VAT on e-commerce services 
In the EU of the 28 Member states, having to deal with many different national systems represents a real obstacle for companies trying to trade cross-border both on and offline. Since 1 January 2015, the "place of supply" rules have entered into force, i.e. Regulation No 1042/2013 amending Regulation No 282/2011 as regards the place of supply of services14. Accordingly, VAT on all telecommunications, broadcasting and electronic services, is levied where the customer is based, rather than where the supplier is located. In parallel, an electronic registration and payment system has been implemented in the EU to reduce the costs and administrative burdens for businesses concerned, which should be extended to tangible goods ordered online both within and outside the EU. Instead of having to declare and pay VAT to each individual Member State where their customers are based, businesses would be able to make a single declaration and payment in their own Member State.

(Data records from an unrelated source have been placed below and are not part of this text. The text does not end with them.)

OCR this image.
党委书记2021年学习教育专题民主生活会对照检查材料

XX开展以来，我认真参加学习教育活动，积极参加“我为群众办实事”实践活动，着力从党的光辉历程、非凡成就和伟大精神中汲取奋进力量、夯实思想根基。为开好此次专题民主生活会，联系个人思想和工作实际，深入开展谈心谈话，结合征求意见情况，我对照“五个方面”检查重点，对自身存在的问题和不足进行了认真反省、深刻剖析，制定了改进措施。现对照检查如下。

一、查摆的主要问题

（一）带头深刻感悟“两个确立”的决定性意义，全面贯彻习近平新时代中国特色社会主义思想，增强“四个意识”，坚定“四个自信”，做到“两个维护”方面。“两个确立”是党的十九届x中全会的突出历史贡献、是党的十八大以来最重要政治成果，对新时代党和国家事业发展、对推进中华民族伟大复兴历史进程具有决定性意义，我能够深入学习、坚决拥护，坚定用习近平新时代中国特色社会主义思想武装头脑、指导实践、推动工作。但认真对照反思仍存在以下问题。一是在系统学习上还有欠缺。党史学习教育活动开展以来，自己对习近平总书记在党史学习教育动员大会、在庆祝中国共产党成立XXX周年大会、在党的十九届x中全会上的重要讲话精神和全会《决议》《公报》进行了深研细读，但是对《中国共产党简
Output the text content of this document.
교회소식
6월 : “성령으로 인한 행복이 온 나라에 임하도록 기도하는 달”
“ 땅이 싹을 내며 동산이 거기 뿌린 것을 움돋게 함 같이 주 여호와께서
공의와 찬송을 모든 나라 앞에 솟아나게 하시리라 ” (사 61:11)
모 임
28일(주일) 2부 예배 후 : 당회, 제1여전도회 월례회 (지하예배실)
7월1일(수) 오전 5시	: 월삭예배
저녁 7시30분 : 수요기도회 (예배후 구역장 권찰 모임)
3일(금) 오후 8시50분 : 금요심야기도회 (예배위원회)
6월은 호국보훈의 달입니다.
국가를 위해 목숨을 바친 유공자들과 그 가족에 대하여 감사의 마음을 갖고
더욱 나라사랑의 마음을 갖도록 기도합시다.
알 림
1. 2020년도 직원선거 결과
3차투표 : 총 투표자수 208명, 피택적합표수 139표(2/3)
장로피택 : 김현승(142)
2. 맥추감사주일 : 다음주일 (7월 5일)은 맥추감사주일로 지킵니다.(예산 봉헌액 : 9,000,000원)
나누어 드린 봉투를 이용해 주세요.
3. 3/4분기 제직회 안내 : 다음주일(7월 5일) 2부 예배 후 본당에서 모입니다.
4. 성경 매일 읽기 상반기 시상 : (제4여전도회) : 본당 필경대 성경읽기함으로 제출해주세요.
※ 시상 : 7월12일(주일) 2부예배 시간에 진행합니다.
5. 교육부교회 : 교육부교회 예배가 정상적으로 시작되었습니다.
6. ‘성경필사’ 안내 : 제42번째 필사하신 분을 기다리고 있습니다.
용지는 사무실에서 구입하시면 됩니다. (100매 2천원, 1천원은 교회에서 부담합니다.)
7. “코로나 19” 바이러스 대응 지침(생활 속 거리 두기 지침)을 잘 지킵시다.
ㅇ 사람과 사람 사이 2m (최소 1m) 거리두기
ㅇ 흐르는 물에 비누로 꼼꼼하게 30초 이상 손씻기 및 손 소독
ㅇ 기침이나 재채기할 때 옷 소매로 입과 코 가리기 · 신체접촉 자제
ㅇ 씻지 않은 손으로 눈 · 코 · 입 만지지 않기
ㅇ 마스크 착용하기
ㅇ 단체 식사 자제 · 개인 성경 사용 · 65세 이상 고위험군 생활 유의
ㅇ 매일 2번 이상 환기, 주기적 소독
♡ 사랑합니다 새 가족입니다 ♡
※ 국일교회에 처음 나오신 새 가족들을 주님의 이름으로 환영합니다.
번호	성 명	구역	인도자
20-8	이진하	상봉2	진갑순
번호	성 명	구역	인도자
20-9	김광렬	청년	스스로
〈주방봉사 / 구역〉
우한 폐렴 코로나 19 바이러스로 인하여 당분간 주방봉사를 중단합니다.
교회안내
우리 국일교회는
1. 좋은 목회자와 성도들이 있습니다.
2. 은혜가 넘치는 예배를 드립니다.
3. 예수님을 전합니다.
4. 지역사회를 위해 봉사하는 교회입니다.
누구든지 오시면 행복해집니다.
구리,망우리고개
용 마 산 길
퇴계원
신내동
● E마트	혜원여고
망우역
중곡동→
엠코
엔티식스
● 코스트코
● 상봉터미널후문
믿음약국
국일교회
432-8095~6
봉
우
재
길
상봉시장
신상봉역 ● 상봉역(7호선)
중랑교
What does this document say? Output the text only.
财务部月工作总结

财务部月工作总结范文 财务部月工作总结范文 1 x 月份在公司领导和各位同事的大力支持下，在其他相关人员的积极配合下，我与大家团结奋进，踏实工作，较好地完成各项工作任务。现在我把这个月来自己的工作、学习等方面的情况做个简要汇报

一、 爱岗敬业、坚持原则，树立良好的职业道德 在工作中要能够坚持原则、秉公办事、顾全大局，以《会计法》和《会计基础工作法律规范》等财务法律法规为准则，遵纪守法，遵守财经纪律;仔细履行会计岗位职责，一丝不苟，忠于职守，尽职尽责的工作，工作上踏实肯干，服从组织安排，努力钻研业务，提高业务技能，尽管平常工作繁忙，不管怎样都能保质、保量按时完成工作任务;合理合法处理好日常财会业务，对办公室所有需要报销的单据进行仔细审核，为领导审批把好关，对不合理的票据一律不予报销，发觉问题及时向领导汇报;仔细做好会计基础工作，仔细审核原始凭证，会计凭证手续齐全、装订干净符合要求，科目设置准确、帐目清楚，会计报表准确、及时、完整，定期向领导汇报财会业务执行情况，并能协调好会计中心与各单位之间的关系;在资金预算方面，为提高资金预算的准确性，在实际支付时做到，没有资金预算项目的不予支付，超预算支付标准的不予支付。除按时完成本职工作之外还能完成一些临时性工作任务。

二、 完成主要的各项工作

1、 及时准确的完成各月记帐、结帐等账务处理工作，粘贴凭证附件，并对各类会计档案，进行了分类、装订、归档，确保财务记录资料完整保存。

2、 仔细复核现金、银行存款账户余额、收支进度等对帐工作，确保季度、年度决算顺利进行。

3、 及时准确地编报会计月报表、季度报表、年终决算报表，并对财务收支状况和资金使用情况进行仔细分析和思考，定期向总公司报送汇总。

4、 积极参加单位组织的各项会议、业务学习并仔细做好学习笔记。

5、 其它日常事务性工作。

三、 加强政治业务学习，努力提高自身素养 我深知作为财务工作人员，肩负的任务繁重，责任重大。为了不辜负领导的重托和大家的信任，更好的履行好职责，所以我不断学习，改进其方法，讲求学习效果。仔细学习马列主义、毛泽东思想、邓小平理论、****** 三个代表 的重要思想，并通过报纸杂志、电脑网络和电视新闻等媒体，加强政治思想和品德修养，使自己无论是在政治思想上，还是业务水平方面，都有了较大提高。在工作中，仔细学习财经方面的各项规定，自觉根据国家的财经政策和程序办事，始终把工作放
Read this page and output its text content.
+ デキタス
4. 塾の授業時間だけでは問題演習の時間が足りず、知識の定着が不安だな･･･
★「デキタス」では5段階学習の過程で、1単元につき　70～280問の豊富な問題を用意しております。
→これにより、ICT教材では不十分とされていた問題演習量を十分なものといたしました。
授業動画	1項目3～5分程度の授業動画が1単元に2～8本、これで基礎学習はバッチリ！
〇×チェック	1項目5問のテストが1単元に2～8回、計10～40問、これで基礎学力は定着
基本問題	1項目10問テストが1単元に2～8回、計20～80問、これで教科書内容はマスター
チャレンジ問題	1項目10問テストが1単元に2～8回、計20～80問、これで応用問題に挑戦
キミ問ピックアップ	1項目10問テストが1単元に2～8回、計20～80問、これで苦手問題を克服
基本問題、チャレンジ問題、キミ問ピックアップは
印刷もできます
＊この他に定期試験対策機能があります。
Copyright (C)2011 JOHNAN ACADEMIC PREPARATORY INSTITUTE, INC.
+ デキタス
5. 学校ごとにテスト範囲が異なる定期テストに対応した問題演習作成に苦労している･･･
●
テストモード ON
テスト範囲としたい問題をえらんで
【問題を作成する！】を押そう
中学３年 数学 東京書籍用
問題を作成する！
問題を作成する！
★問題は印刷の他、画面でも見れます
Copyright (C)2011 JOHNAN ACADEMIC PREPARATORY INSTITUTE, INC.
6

Regarding the online ordering of goods from a third country, there is a small consignment import exemption allowing shipment free of VAT to EU private customers, which is beneficial to suppliers, as it gives them a competitive advantage over EU suppliers and market distortions have already been signalled in various Member States. According to the EU Communication on the Digital Single Market Strategy, such an exception would no longer be needed if VAT were to be collected through a single and simplified electronic registration and payment mechanism.

         FOOTNOTES:
2 OJ L 178, 17/7/2000, pp. 1-16, online available at: http://ec.europa.eu/priorities/digital-single-market/docs/dsm-communication_en.pdf
3 EU Commission, Study on the Economic Impact of the Electronic Commerce Directive, 7 September 2007, http://ec.europa.eu/internal_market/e-commerce/docs/study/ecd/%20final%20report_070907.pdf
4 Study on the Liability of Internet Intermediaries, November 12th, 2007,http://ec.europa.eu/internal_market/e-commerce/docs/study/liability/final_report_en.pdf
7 See Draft Regulation, nr. 70.
11 See Communication of 11.1.2012, pp. 5, 7.